The summit featured two panel discussions by current high school and college students of color on their experiences with the current public education system and how it might be improved for future their African Americans brothers and sisters.
The event was attended by faculty members, students, doctors, professors and even a group of students from Great Path Academy; it was limited to the first 250 attendees.
“We are proud of you and we expect you not only to go to college, but to graduate,” said David J. Johns, executive director of the White House Initiative on Educational Excellence for African Americans, who addressed the GPA students sitting in the front rows.
The summit was also introduced by a pre-recorded video of John B. King Jr., acting secretary of Education.
The first panel discussion was moderated by Johns, and focused primarily on the climate of education for African American students, and how it could be improved. Panelists included Tariq Pittman of Manchester Community College, Tyra DeClaire of Great Path Academy middle college high school, Abdur Wali III from Gateway Community College and James Henderson Jr. of Central Connecticut State University.
During this panel, topics were addressed such as what was needed to feel safe and supported in school as an African American student, the challenges of being a black student, and what needs to be done within the culture to promote educational excellence.
“I need [teachers] who will process with me, not just for me” said Henderson during the first panel in response to a question on what was needed from teachers to assist with student learning.
Other responses to this question included requests for teachers who will have an investment in their students. DeClaire mentioned the need for teachers who look like her and have been through the same issues she has.
The second panel was focused on cultivating success and sustainable career pathways that assist in African American student achievement moderated by Brandon McGee, Connecticut State Representative of District 5.
Panelists included students Brianna Nelson of Manchester Community College, Jordane Virgo from University of Connecticut, Lexis Foster of Eastern Connecticut State University, and Tyler Madden of Manchester High School.
During the second panel, panelists discussed the necessity and impact of positive role models on African American students, the ability of schools to prepare students for the work force, and what elements made the panelists exemplary students.

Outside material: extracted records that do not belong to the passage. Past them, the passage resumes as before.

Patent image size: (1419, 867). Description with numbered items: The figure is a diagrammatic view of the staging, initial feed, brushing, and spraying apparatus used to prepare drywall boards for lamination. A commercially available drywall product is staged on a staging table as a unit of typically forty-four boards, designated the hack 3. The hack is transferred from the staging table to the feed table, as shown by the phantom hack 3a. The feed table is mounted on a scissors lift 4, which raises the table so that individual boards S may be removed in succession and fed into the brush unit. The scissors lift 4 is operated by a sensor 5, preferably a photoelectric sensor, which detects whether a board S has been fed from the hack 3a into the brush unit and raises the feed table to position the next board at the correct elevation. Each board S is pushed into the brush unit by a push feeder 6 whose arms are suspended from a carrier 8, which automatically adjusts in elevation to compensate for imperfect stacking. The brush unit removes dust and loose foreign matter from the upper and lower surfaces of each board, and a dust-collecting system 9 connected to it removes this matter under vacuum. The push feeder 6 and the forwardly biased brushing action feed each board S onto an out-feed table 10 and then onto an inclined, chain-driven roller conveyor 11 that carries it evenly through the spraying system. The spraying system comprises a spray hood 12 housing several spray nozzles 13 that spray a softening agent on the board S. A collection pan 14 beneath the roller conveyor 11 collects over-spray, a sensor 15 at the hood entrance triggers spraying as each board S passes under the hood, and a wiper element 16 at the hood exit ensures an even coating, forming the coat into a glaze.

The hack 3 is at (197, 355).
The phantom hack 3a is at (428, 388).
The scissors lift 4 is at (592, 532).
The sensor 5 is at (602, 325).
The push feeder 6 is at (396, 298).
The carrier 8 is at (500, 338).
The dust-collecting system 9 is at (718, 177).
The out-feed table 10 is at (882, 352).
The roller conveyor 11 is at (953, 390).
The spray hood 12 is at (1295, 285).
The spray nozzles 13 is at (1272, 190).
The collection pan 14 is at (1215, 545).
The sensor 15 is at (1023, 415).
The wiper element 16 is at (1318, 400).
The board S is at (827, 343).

Virgo mentioned the need for the right information to be given in high school on how important education is and what college will be like in comparison. Much focus was also given to the importance of mentors, a supportive community, and options outside of classes to help find a career field before students graduate.
“The summit is designed to accomplish two goals,” said Johns before the event, in an interview with editor-in-chief James Lancy when asked about what the summit was intended to accomplish.
“The first is to center and to celebrate the experiences of the experts. The students who will sit on the panel today will be asked to talk about their experiences and make recommendations on the things that carry a concern of [the community],” Johns said.
“The second thing is to is to ensure the campus community is working together to respond to those things the experts will identify” said Johns.
“They are actually listening to us this time, it’s a bit of a role reversal” said Madden during the interview.
“That’s the biggest thing I am looking to accomplish out of this, is to start a dialog between the students and teachers, and the different administrators.”